Woodburn turned and confronted the bright and smiling countenance of Ira Allen, who was beckoning him from the crowd.

“Certainly, Mr. Allen; but why honor me with that appellation?” responded the former, stepping aside with the ardent young secretary.

“Because I have the warrant for so doing in my pocket—a captain's commission for you, my dear sir, if you will believe me.”

“Indeed!”

“Yes, we have done something in the council at last worth talking about—voted to raise a regiment of Rangers forthwith, and appointed all the commissioned officers, Samuel Herrick heading the list as colonel.”

“A gallant fellow, who will honor the post. But how about the means of paying and supporting such a force? You lately held taxing the people, without their consent, too bold a measure, I thought.”

“We did, but have nevertheless adopted a bolder one.”

“What is it?”

“Decreed the confiscation of the estates of the tories, appointed the necessary officers to execute the decree, and despatched messengers to them with commissions, instructions, and with orders to put the machine immediately into motion. By to-morrow nigh many of those on our black list will—”

“Your black list?”

“Yes, already mostly made out for operations. But what is there to startle you in that?”

“Nothing; and yet I cannot forbear asking if that list includes one in whose family you may guess I feel some interest.”

“I fear so, and regret that the proofs are so strong as to require it.”

“Could not action in that case be deferred? An angel is pleading with him to remain neutral.”

“If she were a whig angel, Woodburn, I know not——”

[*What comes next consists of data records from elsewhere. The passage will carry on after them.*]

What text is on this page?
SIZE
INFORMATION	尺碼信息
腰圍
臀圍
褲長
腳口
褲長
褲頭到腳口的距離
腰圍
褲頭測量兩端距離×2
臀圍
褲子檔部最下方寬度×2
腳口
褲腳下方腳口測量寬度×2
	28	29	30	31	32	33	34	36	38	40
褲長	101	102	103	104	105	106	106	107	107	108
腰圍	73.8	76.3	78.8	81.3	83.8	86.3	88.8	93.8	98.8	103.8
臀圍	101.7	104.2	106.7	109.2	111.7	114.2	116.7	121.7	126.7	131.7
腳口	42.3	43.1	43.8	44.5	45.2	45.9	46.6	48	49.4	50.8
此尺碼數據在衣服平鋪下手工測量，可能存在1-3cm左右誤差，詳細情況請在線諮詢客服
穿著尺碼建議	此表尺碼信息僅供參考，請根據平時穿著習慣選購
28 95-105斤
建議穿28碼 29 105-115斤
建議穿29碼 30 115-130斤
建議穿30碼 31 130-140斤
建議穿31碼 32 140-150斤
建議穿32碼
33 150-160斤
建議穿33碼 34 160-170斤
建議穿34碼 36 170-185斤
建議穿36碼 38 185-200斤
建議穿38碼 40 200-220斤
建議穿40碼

“She is, she is—firmly, devotedly.”

“Indeed! Well, for your sake, Woodburn, I am glad of it. And as the political hue of petticoats has already been permitted to have an influence, in some instances of the kind, in making up the list, it may have in this case. But the old man's enmity to our cause is so notorious, that I fear his estate must go, though the daughter, if she prove true, will not be forgotten on the question of a future restoration of her share of the property. But I am neglecting my chief business with you. We have fixed your present destination for the other side of the mountain, where among your old acquaintances, it was thought, you could raise a company most expeditiously.”

“But where is the money to come from to pay my recruits: Even in case these estates are sold, who among us, these times, has money to purchase them?”

“The answer to that question involves a secret which is known to but a few of us, and which must not be further revealed. Suffice it that there is yet among us abundance of money, besides the British gold that is beginning to be scattered along our border to meet our present requirements. You will be supplied in season.”

“I am content, and ready to depart.”

“How soon can you start?”

“This hour, if necessary.”

“Retire, then, and obtain a few hours' sleep; but be off before day. Here are your commission and instructions, by which you will see that your subalterns are to be of your own appointing. Good-night, and God speed you on your way. Remember that we expect much of you, and that I stand voucher for your good conduct. And remember, also, my dear fellow,” added the speaker, in a low, confidential tone, “that the interests of your fair friend could not be in better keeping.”

“You have laid me under deep obligations to you, Mr. Allen for all this,” began Woodburn, with grateful emotion.

“Yes, to do well; but not a word of thanks will I hear. So off with you to your rest. Begone, sir!” said Allen, pushing the other away, with that winning smile and kindly playful manner, with which he ever so wonderfully to make friends.